Wrestling and Skin Conditions - What Is THAT?

All of these skin diseases MAY NOT BE COVERED FOR COMPETITION!

Report anything suspicious to your athletic trainer or physician ASAP so you can stay competitive!

The sport of wrestling requires close skin-to-skin contact amongst opponents. This close contact means there is a high possibility of catching or spreading a variety of skin conditions amongst competitors.
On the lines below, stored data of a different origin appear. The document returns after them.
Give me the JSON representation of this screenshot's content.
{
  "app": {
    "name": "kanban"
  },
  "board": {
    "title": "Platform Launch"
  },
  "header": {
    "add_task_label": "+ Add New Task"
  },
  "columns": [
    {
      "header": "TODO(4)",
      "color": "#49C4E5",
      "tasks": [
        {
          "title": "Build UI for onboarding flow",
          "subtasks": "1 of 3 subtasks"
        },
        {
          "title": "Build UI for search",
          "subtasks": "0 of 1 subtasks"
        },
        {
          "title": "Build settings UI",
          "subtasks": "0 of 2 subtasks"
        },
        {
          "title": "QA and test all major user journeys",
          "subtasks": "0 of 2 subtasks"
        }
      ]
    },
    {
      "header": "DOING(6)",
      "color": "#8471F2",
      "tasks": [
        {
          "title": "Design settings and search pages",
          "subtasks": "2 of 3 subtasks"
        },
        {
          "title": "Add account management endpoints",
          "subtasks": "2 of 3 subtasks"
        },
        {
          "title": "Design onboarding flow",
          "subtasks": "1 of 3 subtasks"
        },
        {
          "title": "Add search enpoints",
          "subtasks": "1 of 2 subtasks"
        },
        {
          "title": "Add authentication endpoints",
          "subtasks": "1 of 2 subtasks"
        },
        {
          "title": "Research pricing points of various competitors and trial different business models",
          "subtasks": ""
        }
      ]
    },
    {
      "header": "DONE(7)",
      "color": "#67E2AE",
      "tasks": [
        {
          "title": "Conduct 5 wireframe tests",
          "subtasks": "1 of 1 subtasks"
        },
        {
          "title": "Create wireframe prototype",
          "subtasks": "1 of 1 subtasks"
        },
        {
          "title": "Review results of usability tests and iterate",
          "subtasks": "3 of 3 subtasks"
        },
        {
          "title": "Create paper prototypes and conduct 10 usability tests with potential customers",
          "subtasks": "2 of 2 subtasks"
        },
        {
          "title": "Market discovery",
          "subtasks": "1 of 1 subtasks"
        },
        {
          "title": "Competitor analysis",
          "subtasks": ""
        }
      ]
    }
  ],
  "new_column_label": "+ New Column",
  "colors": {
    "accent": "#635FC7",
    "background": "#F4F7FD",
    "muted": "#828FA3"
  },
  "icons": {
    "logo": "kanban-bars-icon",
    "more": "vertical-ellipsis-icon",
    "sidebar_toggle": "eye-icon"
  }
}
Various different common skin conditions are outlined below, so that you can be aware, identify and get treatment for as soon as possible, so that you can stay on the mat and not on the sidelines.

Herpetic Lesionsherpetic lesion

Herpetic Lesions (aka herpes simplex, herpes zoster, herpes gladiatorium, cold sore/fever blister) are a viral infection transmitted by direct contact and may appear ANYWHERE ON THE BODY.

Signs and Symptoms:

  • Lesion: Numerous clustered vesicles (blisters) filled with clear fluid on a reddened background. The vesicles continue to develop for 7-10 days and eventually become dry, crusted lesions. Recurrent outbreaks are sometimes preceded by irritability, headache, and tingling, burning and/or itching of the skin at the site of recurrence
  • Other symptoms may mimic a mild viral illness with fever, joint aches and pains, sore throat, swollen lymph nodes near the affected area and inflammation of the eyes

Return to Play Guidelines:

  • Initial outbreaks require minimum of 10-14 days of treatment with oral antiviral medication as prescribed by a physician
  • Recurrent outbreaks must complete a minimum 120 hours (5 days) oral antiviral medication
  • Must be free of fever, swollen lymph nodes, malaise (feeling ill), etc.
  • Existing lesions must be covered in a dry crust (scab), with no oozing or discharge and no new blisters developed in past 72 hours (3 days)
  • NOTE: Active, wet lesions cannot be covered to allow participation

Tinea aka RingwormRingworm

Ringwormis a fungal infection that can be seen anywhere but most commonly affects the skin on the body (tinea corporis), the scalp (tinea capitis), the feet (tinea pedis, or ‘athlete's foot’), or the groin (tinea cruris, or ‘jock itch’).

Signs and Symptoms:

  • Tinea corporis lesion: Round, reddened, scaly plaque with raised borders
  • Tinea capitis lesion: Round, gray scaly patches accompanied by mild hair loss
  • Tinea pedis lesion: Common in the toe webs, skin is usually complemented by thick scaling
  • Though normally circular in shape, the lesion may present with a more irregularly shaped border in athletes

Return to Play Guidelines:

  • Oral or topical fungicide medicine as prescribed by physician for at least 72 hours (3 days) for tinea corporis or 14 days for tinea capitis (on the scalp).
  • Once lesion is considered to no longer be contagious, it must be adequately covered (occlusive dressing) when the athlete is cleared to return to activity

Molluscum Contagiosum

Molluscum Contagiosum is a viral infection transmitted by skin-to-skin contact.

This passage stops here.